Porque herido en su orgullo y más metido en el partido, el Real Madrid salió más entonado en la segunda parte y el partido se convirtió en una ida y vuelta de ocasiones. Las más claras, eso sí, seguían siendo del Atlético, que había hecho ingresar a Griezmann por un desacertado Correa. El francés jugó más alejado del área, en esa posición interior en la que parece estar evolucionando ahora que está peleado con el gol (y eso que tuvo dos clarísimas). Carrasco siguió desacertado a la hora de marcar enviando una arriba y otra al palo y la sentencia que no llegó metió en el partido a los blancos.
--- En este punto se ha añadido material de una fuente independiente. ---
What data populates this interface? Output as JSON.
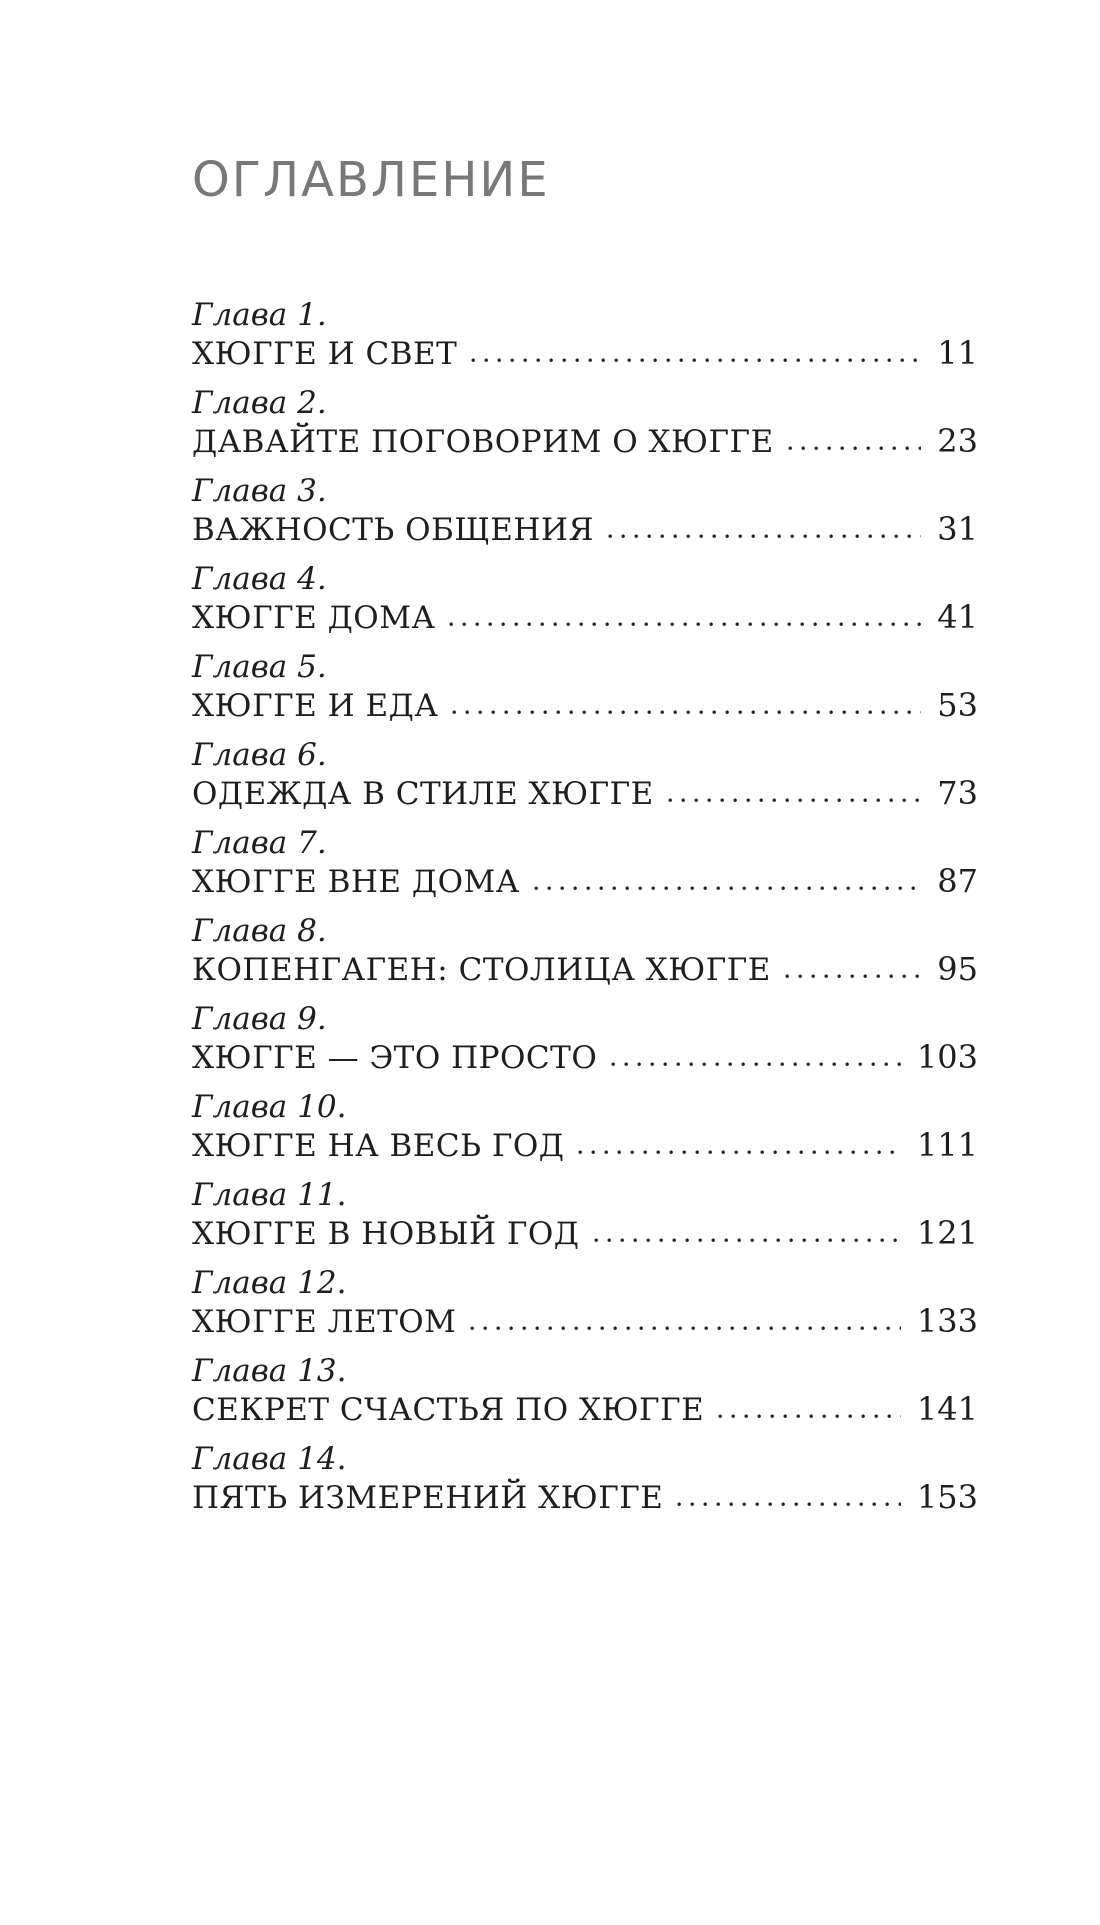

Ancelotti puso en liza un equipo más reconocible. Entraron Mendy, Valverde, Modric y Vinicius y con acercamientos tímidos y disparos lejanos, además de un remate de Nacho en clara posición para marcar, el Atlético comenzó a temblar. Esta vez sí, la mejor versión de Oblak reapareció.
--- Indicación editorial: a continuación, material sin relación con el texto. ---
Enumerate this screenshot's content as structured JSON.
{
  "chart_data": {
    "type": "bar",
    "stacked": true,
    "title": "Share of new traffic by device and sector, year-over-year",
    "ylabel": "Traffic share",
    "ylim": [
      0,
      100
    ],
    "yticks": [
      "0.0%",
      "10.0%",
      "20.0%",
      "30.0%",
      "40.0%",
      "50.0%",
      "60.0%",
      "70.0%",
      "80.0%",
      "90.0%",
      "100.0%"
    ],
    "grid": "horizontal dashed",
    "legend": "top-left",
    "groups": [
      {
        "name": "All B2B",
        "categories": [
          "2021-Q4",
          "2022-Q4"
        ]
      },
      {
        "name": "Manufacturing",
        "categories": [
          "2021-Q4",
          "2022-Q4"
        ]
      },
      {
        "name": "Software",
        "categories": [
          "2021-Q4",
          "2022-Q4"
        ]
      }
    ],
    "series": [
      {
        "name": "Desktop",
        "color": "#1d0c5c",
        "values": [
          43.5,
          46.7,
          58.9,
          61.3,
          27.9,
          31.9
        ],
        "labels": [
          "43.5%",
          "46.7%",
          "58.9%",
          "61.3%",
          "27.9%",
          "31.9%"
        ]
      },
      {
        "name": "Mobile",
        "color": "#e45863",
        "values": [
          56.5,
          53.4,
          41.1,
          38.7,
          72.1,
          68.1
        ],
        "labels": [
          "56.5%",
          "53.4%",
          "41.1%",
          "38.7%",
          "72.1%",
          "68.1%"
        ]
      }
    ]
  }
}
La historia vivida mil veces por el Atleti ante su eterno rival esta vez no se dio. El equipo de Simeone aguantó estoico el arreón final del Real Madrid y recuperó la senda de la victoria, que no llegaba desde hacía tres jornadas. Los últimos dos triunfos de los rojiblancos han sido gracias a los tres goles de un Yannick Carrasco que vuelve a estar de dulce y echa por tierra aquellas semanas, no hace mucho, donde volvía a estar discutido, en las que por momentos se volvió a dudar sobre su profesionalidad y en las que no se dejó de especular sobre su salida a final de temporada. Carrasco, sobre el que en enero se rumoreó una posible salida al Newcastle que vuelve a amenazar ahora en este verano. Aquel que por momentos, tras su larga expulsión en Champions, había perdido su sitio en favor de un Lodi que explotó jugando más adelantado. El domingo, el belga fue el factor diferencial en ataque y el primero en bajarse al barro a la hora de la defensa, recuperando un último balón en el descuento justo antes de ser sustituido y ovacionado merecidamente. Si él quiere, y le dejan, tiene que ser piedra angular de un Atlético que se necesita reconstruir el curso que viene. Con un poco de fortuna de cara al gol, ayer podía haber acabado el derbi con un hat-trick, en un partido de resultado corto para tantas ocasiones, pero donde volvió a sacar su faceta rockstar.